The remaining columns in Appendix Table A7 estimate the number of votes gained or lost by each party's candidate and the net effect. To translate party affiliation into votes for each candidate, we use exit polls (Schaffner et al., 2021). Aggregating these incentive effects across all state pairs, we report the net number of votes flowing into each swing state for the candidates in columns 4-5 and the difference between them (Dem--Rep) in column 6.

For example, in Georgia, the Democratic candidate (Biden) gained 2,339 votes due to incentive-based CSSV, while the Republican candidate (Trump) gained 1,682, for a net difference of +657, which means Biden gained more incentive-based CSSV votes. In contrast, the net difference for cost-based CSSV is -296, which means Trump gained more cost-based CSSV votes. Combining the two effects, CSSV added only 360 votes in favor of Trump in Georgia on net, despite there being 7,426 (=5,444 + 1,982) total CSSV-induced votes.

The patterns observed in Georgia are present more generally across the other swing states, none of which had auto-mailed ballots except Nevada.[^OA1]

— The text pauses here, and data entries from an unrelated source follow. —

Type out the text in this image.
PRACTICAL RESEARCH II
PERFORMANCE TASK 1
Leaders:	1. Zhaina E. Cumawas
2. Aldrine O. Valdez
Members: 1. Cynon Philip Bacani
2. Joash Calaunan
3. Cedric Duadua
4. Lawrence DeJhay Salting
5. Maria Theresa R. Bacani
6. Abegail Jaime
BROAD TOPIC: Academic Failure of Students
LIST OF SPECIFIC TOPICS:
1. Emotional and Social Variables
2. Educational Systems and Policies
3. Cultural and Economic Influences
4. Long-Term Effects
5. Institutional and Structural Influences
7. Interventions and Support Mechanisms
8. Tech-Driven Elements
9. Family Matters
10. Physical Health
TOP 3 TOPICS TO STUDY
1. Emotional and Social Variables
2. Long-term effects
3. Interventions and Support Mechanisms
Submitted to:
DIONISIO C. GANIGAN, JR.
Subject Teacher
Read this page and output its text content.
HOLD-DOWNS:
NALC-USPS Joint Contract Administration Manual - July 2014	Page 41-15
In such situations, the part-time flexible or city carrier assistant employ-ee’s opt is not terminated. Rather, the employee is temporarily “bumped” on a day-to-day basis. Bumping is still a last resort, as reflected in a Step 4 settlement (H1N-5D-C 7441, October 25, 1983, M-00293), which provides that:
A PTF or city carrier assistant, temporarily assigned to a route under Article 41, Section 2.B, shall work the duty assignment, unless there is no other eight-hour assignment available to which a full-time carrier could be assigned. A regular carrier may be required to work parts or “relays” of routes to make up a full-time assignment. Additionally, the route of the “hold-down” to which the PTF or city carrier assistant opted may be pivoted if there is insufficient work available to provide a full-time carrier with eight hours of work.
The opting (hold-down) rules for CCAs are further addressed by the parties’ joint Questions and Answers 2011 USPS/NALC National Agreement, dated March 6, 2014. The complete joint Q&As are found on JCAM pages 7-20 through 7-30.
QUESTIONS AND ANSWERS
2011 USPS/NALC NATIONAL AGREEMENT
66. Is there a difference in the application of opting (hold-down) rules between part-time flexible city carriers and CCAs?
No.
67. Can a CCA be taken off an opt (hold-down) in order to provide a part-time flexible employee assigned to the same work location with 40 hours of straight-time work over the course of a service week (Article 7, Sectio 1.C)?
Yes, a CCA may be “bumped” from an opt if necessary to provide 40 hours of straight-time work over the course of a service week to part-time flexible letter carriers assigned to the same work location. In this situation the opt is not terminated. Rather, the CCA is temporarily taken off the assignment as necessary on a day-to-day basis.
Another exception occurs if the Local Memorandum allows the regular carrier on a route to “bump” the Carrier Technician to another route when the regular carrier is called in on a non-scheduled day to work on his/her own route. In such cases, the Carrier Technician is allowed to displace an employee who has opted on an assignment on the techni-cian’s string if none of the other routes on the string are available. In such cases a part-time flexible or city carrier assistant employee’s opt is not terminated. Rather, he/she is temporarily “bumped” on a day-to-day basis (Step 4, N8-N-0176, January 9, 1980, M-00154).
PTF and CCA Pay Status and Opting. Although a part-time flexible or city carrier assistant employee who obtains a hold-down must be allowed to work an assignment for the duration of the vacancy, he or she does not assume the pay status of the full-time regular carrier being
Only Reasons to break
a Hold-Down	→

[^OA1]: [Original footnote number: 1, restarting in the Online Appendix; relabeled to avoid collision with main-text footnote 1.] Given the estimated impacts, by construction cost-based CSSV effects in swing states are negative (except for Nevada) because none of them are auto-mail states.

First, incentive-based CSSV generally favored Biden because of the larger number of Democratic double-registrants. Second, cost-based CSSV generally favored Trump by disproportionately pulling votes away from Biden in swing states because more Democrats reside in auto-mail states. In summary, there were a sizable number of CSSV votes in 2020 -- 107,000 of which involve at least one swing state -- but the net effect was small, because Republican and Democratic CSSV-induced votes largely canceled out.